China will als Outsourcing-Land punkten
China will Indien Marktanteile im luktrativen Geschäft mit Outsourcing-Aufträgen abjagen:
In the foothills of Yuelu Mountain here, a young Mao Tse-tung found inspiration in nature for his political aspirations. Today, Communist Party officials have a different vision for this area: a valley of global outsourcing firms. One of them, Beijing-based Chinasoft International Ltd., is recruiting hundreds of workers to process medical bills and health insurance claims. Its target customers: U.S. doctors. Chinasoft is launching the venture with a Tennessee firm, Premier BPO Inc., which has similar operations in India and Pakistan. Chen Yuhong, Chinasoft's managing director, thinks it's only a matter of time before China makes big gains against India -- which now leads the world in information technology outsourcing. "They're seriously concerned about our challenge," said Chen, 44, who has a doctorate in engineering from Beijing Institute of Technology and speaks fluent English.
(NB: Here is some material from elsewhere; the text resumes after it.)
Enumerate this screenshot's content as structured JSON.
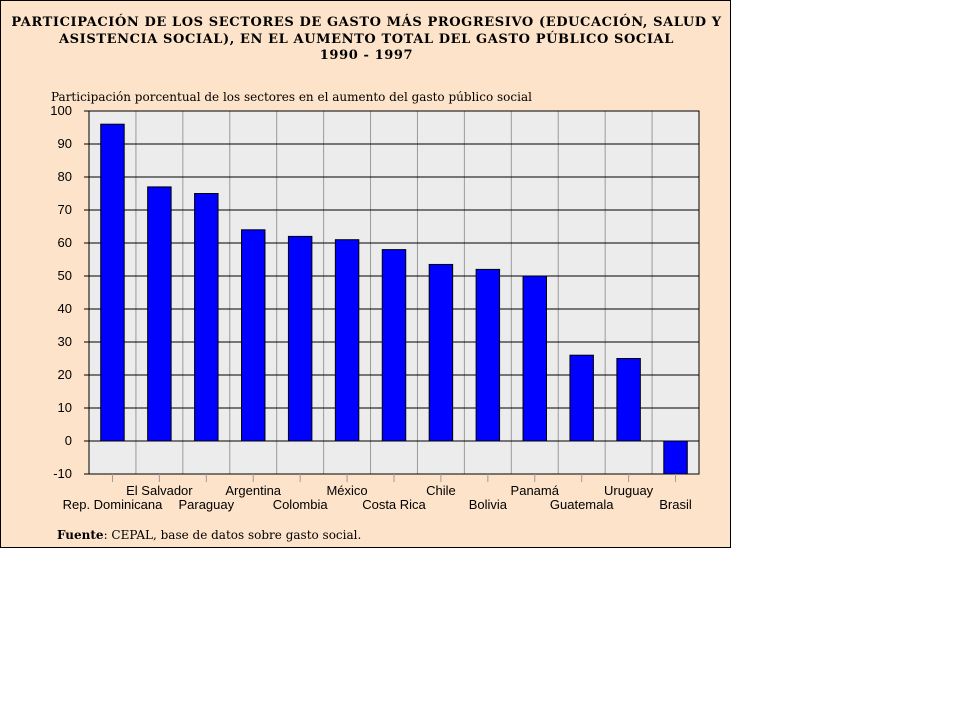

Most analysts reckon it'll be perhaps a decade before China catches up. India's IT outsourcing revenue, estimated at $18 billion in 2007, is about six times the size of China's. The gap figures to be even bigger for business-process outsourcing, such as medical billing and back-office work. With its history as a British colony, India has workers with strong English skills and familiarity with Western culture. That gives companies there a big edge when bidding for jobs that require reading reports and talking to Americans. But China's sales of IT outsourcing work are growing at roughly twice the rate of India's. Consulting firm Analysys International says they jumped 45% in the fourth quarter of 2007, to about $600 million. Although much of that was for clients in Japan and other Asian countries, China is making a push to extend its reach. In 2006, the central government launched the "Thousand, Hundred, Ten" project, aimed at cultivating 1,000 Chinese outsourcing companies that would cater to 100 international clients. Beijing wants to situate them in at least 10 cities. Some are familiar locales -- Shanghai, Beijing and Shenzhen. But success or failure may come down to smaller cities largely unknown abroad.